We know from the Chinese remainder theorem that if an ideal I in a commutative ring $R$ is the intersection of finite many maximal ideals $M_i$ then the quotient ring $R/I$ is isomorphic to the direct product of $R/M_i$. And one can show that the these maximal ideals are uniquely determined.
But for a group $G$, can a subgroup $H$ be expressed as the intersection of some maximal subgroups of $G$ in different ways, e.g. $H = M_1\cap M_2 = M_3 \cap M_4$ with $\{M_1,M_2\}$ different from $\{M_3,M_4\}$? And what is the key difference here compared with the ring case?
The stated property does not hold for groups.
The Klein $4$-group, $C_2\times C_2$, has three maximal subgroups: $C_2\times\{e\}$, $\{e\}\times C_2$, and the diagonal subgroup. The intersection of any two of them is equal to the trivial group. So the trivial group can be expressed as an intersection of maximal subgroups in three different ways. The same is true in $S_3$, where any two of the three subgroups of order $2$ have trivial intersection.
You can even have disjoint families of maximal subgroups with the same intersection. Modifying the first example a bit, take $C_p\times C_p$. The maximal subgroups correspond to one dimensional subspaces, so they are $\{e\}\times C_p$, and all subgroups of the form $\langle (x,x^i)\rangle$ with $0\leq i\lt p$. There are $p+1$ of them, and any two intersect trivially. So for $p\geq 3$, you can find four pairwise distinct maximal subgroups $M_1$, $M_2$, $M_3$, and $M_4$, any two of which have trivial intersection.

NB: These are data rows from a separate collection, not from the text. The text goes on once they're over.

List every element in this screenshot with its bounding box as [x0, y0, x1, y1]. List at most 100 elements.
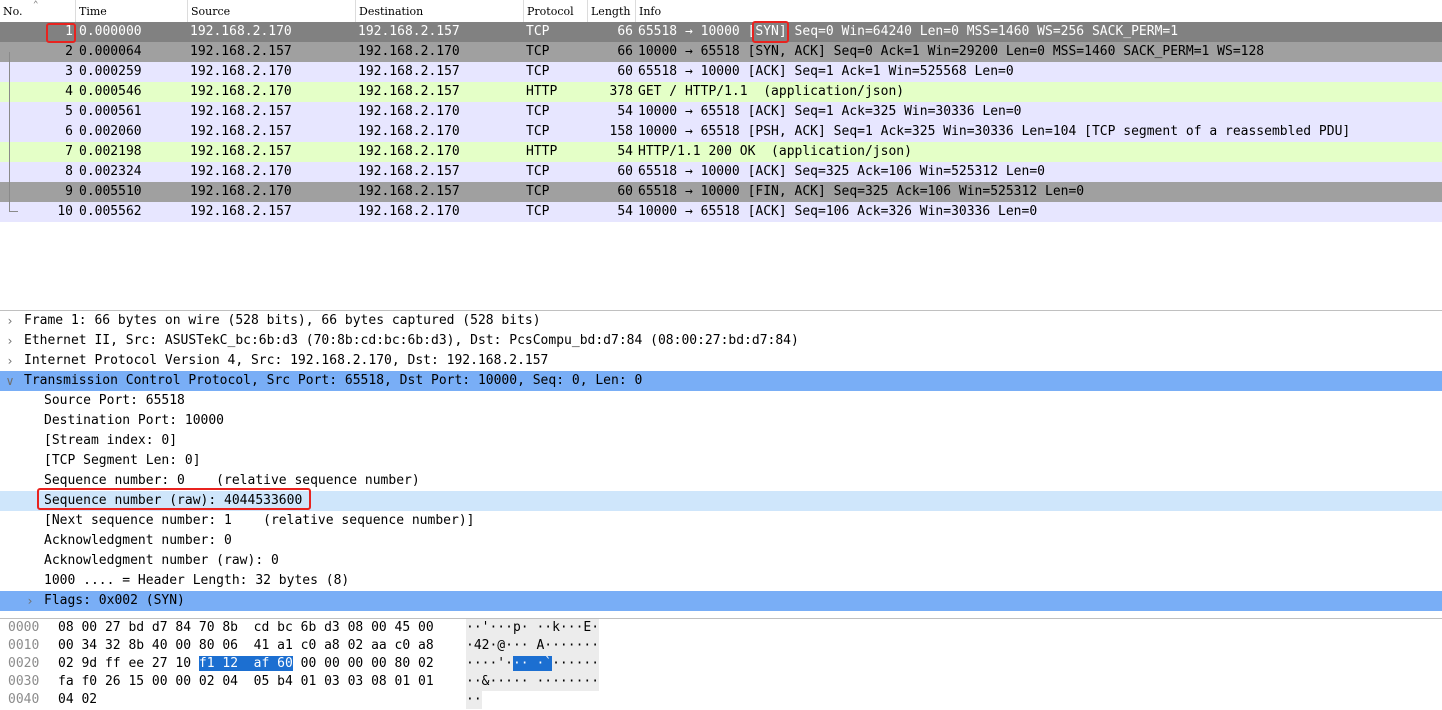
- packet-row[interactable]: 6 0.002060 192.168.2.157 192.168.2.170 TCP 15…: [0, 122, 1442, 142]
- bytes-hex[interactable]: fa f0 26 15 00 00 02 04 05 b4 01 03 03 0…: [58, 673, 434, 691]
- packet-info-text: 65518 → 10000 [FIN, ACK] Seq=325 Ack=106…: [638, 184, 1085, 199]
- packet-destination: 192.168.2.157: [358, 164, 460, 179]
- column-header-source[interactable]: Source: [187, 0, 355, 22]
- detail-text: [TCP Segment Len: 0]: [44, 453, 201, 468]
- packet-row[interactable]: 2 0.000064 192.168.2.157 192.168.2.170 TCP 66…: [0, 42, 1442, 62]
- bytes-offset: 0000: [8, 620, 40, 635]
- bytes-row[interactable]: 0000 08 00 27 bd d7 84 70 8b cd bc 6b d3 …: [0, 619, 1442, 637]
- bytes-ascii-part: ····'·: [466, 656, 513, 671]
- packet-info-text: 65518 → 10000 [ACK] Seq=325 Ack=106 Win=…: [638, 164, 1045, 179]
- bytes-ascii[interactable]: ·42·@··· A·······: [466, 637, 600, 655]
- packet-length: 60: [617, 184, 633, 199]
- collapsed-chevron-icon[interactable]: ›: [4, 351, 16, 371]
- column-header-protocol[interactable]: Protocol: [523, 0, 587, 22]
- bytes-ascii-part: ··'···p· ··k···E·: [466, 620, 600, 635]
- column-header-destination[interactable]: Destination: [355, 0, 523, 22]
- detail-text: [Stream index: 0]: [44, 433, 178, 448]
- bytes-hex[interactable]: 08 00 27 bd d7 84 70 8b cd bc 6b d3 08 0…: [58, 619, 434, 637]
- detail-text: Acknowledgment number (raw): 0: [44, 553, 279, 568]
- packet-info-flag: [SYN]: [747, 24, 787, 39]
- packet-info: GET / HTTP/1.1 (application/json): [638, 82, 904, 102]
- detail-row[interactable]: Source Port: 65518: [0, 391, 1442, 411]
- packet-row[interactable]: 1 0.000000 192.168.2.170 192.168.2.157 TCP 66…: [0, 22, 1442, 42]
- packet-list-header: No. ⌃ Time Source Destination Protocol L…: [0, 0, 1442, 23]
- packet-time: 0.002324: [79, 164, 142, 179]
- bytes-hex-part: 00 34 32 8b 40 00 80 06 41 a1 c0 a8 02 a…: [58, 638, 434, 653]
- detail-row[interactable]: › Flags: 0x002 (SYN): [0, 591, 1442, 611]
- packet-info: 10000 → 65518 [PSH, ACK] Seq=1 Ack=325 W…: [638, 122, 1350, 142]
- detail-row[interactable]: › Ethernet II, Src: ASUSTekC_bc:6b:d3 (70…: [0, 331, 1442, 351]
- packet-number: 2: [65, 44, 73, 59]
- detail-text: [Next sequence number: 1 (relative seque…: [44, 513, 475, 528]
- detail-text: Sequence number: 0 (relative sequence nu…: [44, 473, 420, 488]
- packet-destination: 192.168.2.170: [358, 104, 460, 119]
- packet-destination: 192.168.2.170: [358, 204, 460, 219]
- packet-length: 60: [617, 64, 633, 79]
- packet-length: 54: [617, 104, 633, 119]
- detail-row[interactable]: Sequence number: 0 (relative sequence nu…: [0, 471, 1442, 491]
- packet-details-pane: › Frame 1: 66 bytes on wire (528 bits), 6…: [0, 310, 1442, 613]
- detail-text: Flags: 0x002 (SYN): [44, 593, 185, 608]
- packet-source: 192.168.2.157: [190, 144, 292, 159]
- packet-info-text: 10000 → 65518 [PSH, ACK] Seq=1 Ack=325 W…: [638, 124, 1351, 139]
- detail-row[interactable]: › Internet Protocol Version 4, Src: 192.1…: [0, 351, 1442, 371]
- packet-bytes-pane: 0000 08 00 27 bd d7 84 70 8b cd bc 6b d3 …: [0, 618, 1442, 710]
- collapsed-chevron-icon[interactable]: ›: [4, 331, 16, 351]
- packet-destination: 192.168.2.157: [358, 24, 460, 39]
- packet-row[interactable]: 4 0.000546 192.168.2.170 192.168.2.157 HTTP 3…: [0, 82, 1442, 102]
- bytes-hex[interactable]: 02 9d ff ee 27 10 f1 12 af 60 00 00 00 0…: [58, 655, 434, 673]
- packet-source: 192.168.2.157: [190, 204, 292, 219]
- packet-length: 158: [609, 124, 633, 139]
- detail-row[interactable]: 1000 .... = Header Length: 32 bytes (8): [0, 571, 1442, 591]
- packet-info-text: 65518 → 10000 [ACK] Seq=1 Ack=1 Win=5255…: [638, 64, 1014, 79]
- packet-row[interactable]: 9 0.005510 192.168.2.170 192.168.2.157 TCP 60…: [0, 182, 1442, 202]
- detail-row[interactable]: › Frame 1: 66 bytes on wire (528 bits), 6…: [0, 311, 1442, 331]
- bytes-hex-part: 00 00 00 00 80 02: [292, 656, 434, 671]
- packet-row[interactable]: 10 0.005562 192.168.2.157 192.168.2.170 TCP 5…: [0, 202, 1442, 222]
- detail-text: Source Port: 65518: [44, 393, 185, 408]
- column-header-length[interactable]: Length: [587, 0, 635, 22]
- packet-number: 10: [57, 204, 73, 219]
- packet-source: 192.168.2.157: [190, 124, 292, 139]
- bytes-ascii[interactable]: ··: [466, 691, 482, 709]
- detail-row[interactable]: Destination Port: 10000: [0, 411, 1442, 431]
- detail-row[interactable]: ∨ Transmission Control Protocol, Src Port…: [0, 371, 1442, 391]
- bytes-row[interactable]: 0010 00 34 32 8b 40 00 80 06 41 a1 c0 a8 …: [0, 637, 1442, 655]
- expanded-chevron-icon[interactable]: ∨: [4, 371, 16, 391]
- detail-row[interactable]: [TCP Segment Len: 0]: [0, 451, 1442, 471]
- bytes-row[interactable]: 0040 04 02 ··: [0, 691, 1442, 709]
- detail-text: Transmission Control Protocol, Src Port:…: [24, 373, 643, 388]
- collapsed-chevron-icon[interactable]: ›: [4, 311, 16, 331]
- bytes-ascii[interactable]: ····'··· ·`······: [466, 655, 600, 673]
- column-header-time[interactable]: Time: [75, 0, 187, 22]
- detail-row[interactable]: [Stream index: 0]: [0, 431, 1442, 451]
- detail-row[interactable]: Acknowledgment number (raw): 0: [0, 551, 1442, 571]
- packet-row[interactable]: 5 0.000561 192.168.2.157 192.168.2.170 TCP 54…: [0, 102, 1442, 122]
- packet-row[interactable]: 7 0.002198 192.168.2.157 192.168.2.170 HTTP 5…: [0, 142, 1442, 162]
- column-header-info[interactable]: Info: [635, 0, 1442, 22]
- detail-row[interactable]: Acknowledgment number: 0: [0, 531, 1442, 551]
- packet-destination: 192.168.2.170: [358, 124, 460, 139]
- bytes-hex[interactable]: 00 34 32 8b 40 00 80 06 41 a1 c0 a8 02 a…: [58, 637, 434, 655]
- packet-row[interactable]: 3 0.000259 192.168.2.170 192.168.2.157 TCP 60…: [0, 62, 1442, 82]
- packet-info-text: 10000 → 65518 [ACK] Seq=1 Ack=325 Win=30…: [638, 104, 1022, 119]
- bytes-offset: 0040: [8, 692, 40, 707]
- detail-text: Destination Port: 10000: [44, 413, 225, 428]
- bytes-row[interactable]: 0030 fa f0 26 15 00 00 02 04 05 b4 01 03 …: [0, 673, 1442, 691]
- bytes-hex[interactable]: 04 02: [58, 691, 97, 709]
- bytes-ascii[interactable]: ··&····· ········: [466, 673, 600, 691]
- sort-ascending-icon: ⌃: [33, 0, 39, 10]
- detail-row[interactable]: [Next sequence number: 1 (relative seque…: [0, 511, 1442, 531]
- packet-protocol: HTTP: [526, 144, 558, 159]
- packet-protocol: TCP: [526, 184, 550, 199]
- packet-row[interactable]: 8 0.002324 192.168.2.170 192.168.2.157 TCP 60…: [0, 162, 1442, 182]
- collapsed-chevron-icon[interactable]: ›: [24, 591, 36, 611]
- bytes-row[interactable]: 0020 02 9d ff ee 27 10 f1 12 af 60 00 00 …: [0, 655, 1442, 673]
- detail-row[interactable]: Sequence number (raw): 4044533600: [0, 491, 1442, 511]
- bytes-ascii-part: ·42·@··· A·······: [466, 638, 600, 653]
- packet-protocol: TCP: [526, 44, 550, 59]
- packet-info: 10000 → 65518 [ACK] Seq=1 Ack=325 Win=30…: [638, 102, 1022, 122]
- bytes-ascii-part: ······: [552, 656, 600, 671]
- packet-source: 192.168.2.157: [190, 44, 292, 59]
- bytes-ascii[interactable]: ··'···p· ··k···E·: [466, 619, 600, 637]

Note that the former example uses normal subgroups, so you cannot save the proposition by using normality as an analogue of “ideals”.

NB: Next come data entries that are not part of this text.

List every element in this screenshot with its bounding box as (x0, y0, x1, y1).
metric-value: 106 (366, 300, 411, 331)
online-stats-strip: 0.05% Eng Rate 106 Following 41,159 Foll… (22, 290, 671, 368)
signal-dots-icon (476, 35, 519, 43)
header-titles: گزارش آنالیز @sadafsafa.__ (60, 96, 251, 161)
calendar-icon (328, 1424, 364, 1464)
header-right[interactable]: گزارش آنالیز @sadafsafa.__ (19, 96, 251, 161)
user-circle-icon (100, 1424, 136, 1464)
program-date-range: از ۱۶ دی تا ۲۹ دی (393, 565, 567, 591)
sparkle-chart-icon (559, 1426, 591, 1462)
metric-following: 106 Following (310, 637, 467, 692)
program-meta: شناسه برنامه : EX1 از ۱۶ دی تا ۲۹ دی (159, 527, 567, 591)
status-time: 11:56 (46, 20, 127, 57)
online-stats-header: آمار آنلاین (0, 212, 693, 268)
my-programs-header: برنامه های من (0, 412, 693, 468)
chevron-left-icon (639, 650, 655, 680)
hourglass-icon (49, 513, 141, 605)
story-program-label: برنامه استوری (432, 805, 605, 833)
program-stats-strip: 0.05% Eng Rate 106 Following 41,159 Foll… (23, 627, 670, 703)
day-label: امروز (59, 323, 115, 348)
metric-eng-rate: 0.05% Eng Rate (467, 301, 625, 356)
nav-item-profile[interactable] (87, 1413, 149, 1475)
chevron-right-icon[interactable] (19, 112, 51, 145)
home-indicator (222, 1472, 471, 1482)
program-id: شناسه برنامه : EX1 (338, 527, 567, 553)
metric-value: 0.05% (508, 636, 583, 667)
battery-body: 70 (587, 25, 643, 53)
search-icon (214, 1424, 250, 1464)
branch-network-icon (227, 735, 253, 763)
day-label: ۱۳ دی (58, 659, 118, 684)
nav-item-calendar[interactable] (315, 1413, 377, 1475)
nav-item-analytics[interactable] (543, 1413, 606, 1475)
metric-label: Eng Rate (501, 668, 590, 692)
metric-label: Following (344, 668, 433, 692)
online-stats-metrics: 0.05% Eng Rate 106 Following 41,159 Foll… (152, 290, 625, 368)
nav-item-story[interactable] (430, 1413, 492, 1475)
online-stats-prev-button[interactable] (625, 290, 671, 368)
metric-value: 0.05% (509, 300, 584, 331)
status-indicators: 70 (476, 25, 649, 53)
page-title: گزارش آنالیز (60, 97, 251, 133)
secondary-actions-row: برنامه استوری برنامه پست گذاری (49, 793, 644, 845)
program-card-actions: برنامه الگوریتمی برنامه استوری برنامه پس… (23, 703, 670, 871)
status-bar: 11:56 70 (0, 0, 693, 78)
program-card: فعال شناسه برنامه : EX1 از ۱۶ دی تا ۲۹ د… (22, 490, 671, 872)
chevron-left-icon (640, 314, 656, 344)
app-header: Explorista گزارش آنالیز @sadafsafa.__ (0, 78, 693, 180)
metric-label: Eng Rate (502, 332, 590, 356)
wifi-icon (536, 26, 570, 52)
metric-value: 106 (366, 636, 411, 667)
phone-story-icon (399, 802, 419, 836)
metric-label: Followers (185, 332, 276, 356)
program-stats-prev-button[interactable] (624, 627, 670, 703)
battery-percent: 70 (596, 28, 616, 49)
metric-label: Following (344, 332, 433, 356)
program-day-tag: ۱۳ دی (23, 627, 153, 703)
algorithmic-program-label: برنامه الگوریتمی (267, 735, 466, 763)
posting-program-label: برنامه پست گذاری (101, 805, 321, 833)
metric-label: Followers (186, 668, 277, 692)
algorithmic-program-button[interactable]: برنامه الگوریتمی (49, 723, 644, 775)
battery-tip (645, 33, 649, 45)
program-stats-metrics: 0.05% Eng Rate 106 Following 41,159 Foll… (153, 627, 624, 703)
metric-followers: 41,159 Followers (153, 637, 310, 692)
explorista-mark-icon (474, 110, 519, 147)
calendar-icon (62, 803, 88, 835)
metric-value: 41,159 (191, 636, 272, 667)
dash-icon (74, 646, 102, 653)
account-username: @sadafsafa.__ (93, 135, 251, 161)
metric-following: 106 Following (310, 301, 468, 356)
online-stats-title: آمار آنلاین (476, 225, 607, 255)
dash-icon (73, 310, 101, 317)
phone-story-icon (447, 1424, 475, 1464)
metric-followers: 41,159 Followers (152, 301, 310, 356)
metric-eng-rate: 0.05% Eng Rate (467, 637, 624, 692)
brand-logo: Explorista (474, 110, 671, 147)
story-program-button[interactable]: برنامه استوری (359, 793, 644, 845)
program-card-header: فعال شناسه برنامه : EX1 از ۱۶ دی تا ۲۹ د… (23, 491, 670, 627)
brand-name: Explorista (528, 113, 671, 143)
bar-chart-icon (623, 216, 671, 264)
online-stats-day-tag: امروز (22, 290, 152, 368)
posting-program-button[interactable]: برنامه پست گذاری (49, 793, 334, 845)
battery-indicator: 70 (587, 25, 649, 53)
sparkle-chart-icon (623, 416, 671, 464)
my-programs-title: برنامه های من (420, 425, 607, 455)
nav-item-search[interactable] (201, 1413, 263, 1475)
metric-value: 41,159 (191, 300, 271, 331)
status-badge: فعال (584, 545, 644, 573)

(You can get examples where the intersection is not trivial by taking a group that has a nontrivial quotient isomorphic to the Klein $4$-group; for example, the quaternion group $Q_8$, and the subgroups $\langle i\rangle$, $\langle j\rangle$, and $\langle k\rangle$, any two of which intersect at $\{1,-1\}$; the nonabelian group of order $p^3$ and exponent $p$ has a central quotient isomorphic to $C_p\times C_p$, yielding more examples in the same manner.)

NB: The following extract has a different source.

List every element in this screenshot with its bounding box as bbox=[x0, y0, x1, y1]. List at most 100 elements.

What is different about groups and rings? I’m not sure what it is exactly, but here is one major difference: the only ideals of a direct product of rings, $R_1\times\cdots\times R_n$ are of the form $I_1\times\cdots\times I_n$, with $I_j\triangleleft R_j$. This is not true for subgroups (or even normal subgroups) of direct products of groups. Even for groups with no nontrivial subgroups like $C_p$, there are more maximal subgroups of $C_p\times C_p$ than the coordinate subgroups.